Sadia, who works for Cambridge-based Microsoft Research will shadow Julian for the week in Westminster beginning with a reception yesterday (Monday, November 24) attended by MPs, Peers and civil servants taking part in the scheme.
Later Julian will spend time with Sadia at Microsoft Research to find out more about her job and the work in which she is involved, where she used computational systems to understand the effects of deforestation.
The pairing scheme is run by the Royal Society – the UK national academy for science - to give parliamentarians the opportunity to be better informed about science issues and for scientists to understand how they can inform science policy.
Julian, who has taken part in the scheme in previous years, said: “This is a hugely worthwhile initiative which gives parliamentarians the chance to find out more about science and research taking place across the country and how it could influence the decisions they make.
“It is really important that we use evidence to inform policy but there are few parliamentarians who have a really good understanding of science.
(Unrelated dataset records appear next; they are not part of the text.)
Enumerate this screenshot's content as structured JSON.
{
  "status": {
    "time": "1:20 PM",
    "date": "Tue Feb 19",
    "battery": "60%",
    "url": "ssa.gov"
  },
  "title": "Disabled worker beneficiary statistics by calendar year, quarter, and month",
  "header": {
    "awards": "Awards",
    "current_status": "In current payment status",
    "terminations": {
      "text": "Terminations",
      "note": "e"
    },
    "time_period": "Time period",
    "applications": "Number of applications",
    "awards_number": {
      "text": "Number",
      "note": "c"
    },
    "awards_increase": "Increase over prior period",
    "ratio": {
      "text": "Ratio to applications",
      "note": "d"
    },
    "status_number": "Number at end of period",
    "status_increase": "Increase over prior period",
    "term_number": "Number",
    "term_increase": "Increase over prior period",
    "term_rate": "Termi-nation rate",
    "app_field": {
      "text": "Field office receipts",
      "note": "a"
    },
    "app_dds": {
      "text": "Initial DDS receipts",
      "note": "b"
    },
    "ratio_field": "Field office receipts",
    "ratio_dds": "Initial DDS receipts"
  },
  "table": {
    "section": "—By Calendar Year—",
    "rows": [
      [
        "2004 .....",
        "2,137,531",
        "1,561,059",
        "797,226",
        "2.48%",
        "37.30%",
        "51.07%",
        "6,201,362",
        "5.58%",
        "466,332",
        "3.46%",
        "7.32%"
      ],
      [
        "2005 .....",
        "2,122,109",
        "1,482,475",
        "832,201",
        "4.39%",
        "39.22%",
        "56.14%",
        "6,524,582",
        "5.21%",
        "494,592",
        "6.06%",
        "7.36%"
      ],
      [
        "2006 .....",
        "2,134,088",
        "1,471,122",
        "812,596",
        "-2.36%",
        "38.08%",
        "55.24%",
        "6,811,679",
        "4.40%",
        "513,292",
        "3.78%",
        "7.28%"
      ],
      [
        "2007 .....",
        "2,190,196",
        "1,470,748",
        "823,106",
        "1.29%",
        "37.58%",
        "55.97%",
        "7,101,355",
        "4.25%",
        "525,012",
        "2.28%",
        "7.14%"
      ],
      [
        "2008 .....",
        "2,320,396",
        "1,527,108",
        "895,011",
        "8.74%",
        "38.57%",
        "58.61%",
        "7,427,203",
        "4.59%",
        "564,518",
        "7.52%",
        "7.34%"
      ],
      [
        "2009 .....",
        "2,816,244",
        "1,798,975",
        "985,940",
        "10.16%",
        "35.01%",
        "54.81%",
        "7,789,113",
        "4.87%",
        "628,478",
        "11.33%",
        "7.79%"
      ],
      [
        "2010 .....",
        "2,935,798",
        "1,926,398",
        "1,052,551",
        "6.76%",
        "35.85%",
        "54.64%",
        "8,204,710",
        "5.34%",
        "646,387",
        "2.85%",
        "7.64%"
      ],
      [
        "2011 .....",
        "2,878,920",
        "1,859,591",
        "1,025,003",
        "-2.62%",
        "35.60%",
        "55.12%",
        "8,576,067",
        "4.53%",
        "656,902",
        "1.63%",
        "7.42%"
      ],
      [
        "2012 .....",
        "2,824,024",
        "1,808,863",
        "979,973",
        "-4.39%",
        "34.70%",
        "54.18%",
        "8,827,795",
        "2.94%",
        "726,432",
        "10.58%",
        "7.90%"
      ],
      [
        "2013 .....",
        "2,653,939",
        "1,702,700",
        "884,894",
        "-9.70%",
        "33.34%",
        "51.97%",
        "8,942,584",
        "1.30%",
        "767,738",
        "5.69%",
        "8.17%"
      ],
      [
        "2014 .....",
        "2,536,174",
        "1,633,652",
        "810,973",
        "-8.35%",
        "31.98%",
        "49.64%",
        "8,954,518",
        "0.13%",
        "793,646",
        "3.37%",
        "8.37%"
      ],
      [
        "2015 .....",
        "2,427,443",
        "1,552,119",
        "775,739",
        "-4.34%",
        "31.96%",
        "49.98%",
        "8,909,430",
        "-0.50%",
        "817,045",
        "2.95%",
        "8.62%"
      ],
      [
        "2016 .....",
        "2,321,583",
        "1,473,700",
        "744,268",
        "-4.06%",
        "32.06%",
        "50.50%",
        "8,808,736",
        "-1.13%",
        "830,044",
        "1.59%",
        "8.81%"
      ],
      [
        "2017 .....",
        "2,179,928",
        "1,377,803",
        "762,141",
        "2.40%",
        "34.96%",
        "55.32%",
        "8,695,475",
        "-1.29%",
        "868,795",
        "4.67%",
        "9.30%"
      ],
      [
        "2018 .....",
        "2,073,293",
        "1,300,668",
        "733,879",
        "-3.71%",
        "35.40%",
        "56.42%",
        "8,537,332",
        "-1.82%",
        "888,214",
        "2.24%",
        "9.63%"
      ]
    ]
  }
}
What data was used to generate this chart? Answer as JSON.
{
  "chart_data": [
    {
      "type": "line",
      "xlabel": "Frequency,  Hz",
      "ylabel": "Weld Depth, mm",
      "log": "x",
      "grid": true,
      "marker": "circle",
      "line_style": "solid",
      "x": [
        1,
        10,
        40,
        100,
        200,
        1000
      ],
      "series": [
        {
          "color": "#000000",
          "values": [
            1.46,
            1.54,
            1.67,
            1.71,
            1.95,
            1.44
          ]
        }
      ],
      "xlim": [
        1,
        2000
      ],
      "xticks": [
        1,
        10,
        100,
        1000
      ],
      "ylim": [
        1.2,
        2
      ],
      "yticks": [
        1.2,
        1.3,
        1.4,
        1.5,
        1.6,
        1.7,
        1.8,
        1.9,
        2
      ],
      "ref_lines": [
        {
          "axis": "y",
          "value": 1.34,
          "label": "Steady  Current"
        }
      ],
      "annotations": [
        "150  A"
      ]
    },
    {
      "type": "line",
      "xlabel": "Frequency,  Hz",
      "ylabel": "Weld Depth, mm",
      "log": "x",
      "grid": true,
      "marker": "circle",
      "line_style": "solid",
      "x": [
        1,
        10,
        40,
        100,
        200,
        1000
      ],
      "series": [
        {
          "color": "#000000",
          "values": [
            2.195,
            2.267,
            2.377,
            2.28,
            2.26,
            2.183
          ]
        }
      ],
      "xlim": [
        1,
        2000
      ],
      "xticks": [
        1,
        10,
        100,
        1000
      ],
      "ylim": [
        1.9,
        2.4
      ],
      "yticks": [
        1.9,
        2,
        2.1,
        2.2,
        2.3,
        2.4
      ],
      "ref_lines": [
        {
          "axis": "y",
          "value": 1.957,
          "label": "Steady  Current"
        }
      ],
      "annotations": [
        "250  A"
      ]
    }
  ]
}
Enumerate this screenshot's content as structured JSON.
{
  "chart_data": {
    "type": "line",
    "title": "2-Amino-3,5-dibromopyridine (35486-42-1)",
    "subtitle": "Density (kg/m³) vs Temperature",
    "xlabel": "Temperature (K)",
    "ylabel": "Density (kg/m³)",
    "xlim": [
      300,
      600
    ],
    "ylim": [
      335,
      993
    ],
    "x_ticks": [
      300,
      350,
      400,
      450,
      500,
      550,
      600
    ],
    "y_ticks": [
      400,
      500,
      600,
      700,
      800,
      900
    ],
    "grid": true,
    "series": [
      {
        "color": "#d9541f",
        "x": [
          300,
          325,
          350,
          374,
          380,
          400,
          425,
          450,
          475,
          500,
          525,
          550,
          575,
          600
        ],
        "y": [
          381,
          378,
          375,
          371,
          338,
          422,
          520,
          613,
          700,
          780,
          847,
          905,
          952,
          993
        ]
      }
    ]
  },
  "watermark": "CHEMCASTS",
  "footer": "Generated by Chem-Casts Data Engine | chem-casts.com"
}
Having first-hand experience of how science works on the ground will hopefully improve that understanding and how relevant it is to the world in which we live.”
Sadia said: “I believe that policy should be based on sound scientific evidence. Having said that, it is important that scientists understand the policy domain if they are to even hope to provide useful and appropriate outputs from their research.
“We are taught well how to communicate findings to each other through peer review and conferences, but rarely are we taught how to engage with policy or the wider public. Through the scheme I hope to gain a better understanding of where and how science fits into British policy.”
More than 300 pairs of MPs, civil servants and scientists have been partnered up since the scheme was launched in 2001.
Sir Paul Nurse, President of the Royal Society said: “We live in a world facing increasing challenges that can only be addressed with a clear understanding of science. From climate change to outbreaks of infectious diseases, GM organisms to technology and security, our policy makers have to make decisions about issues that will affect the lives of all those in the UK and, in many cases, the global community. This means policy-makers and scientists have a responsibility to engage with each other to get the best possible scientific advice into public policy making.”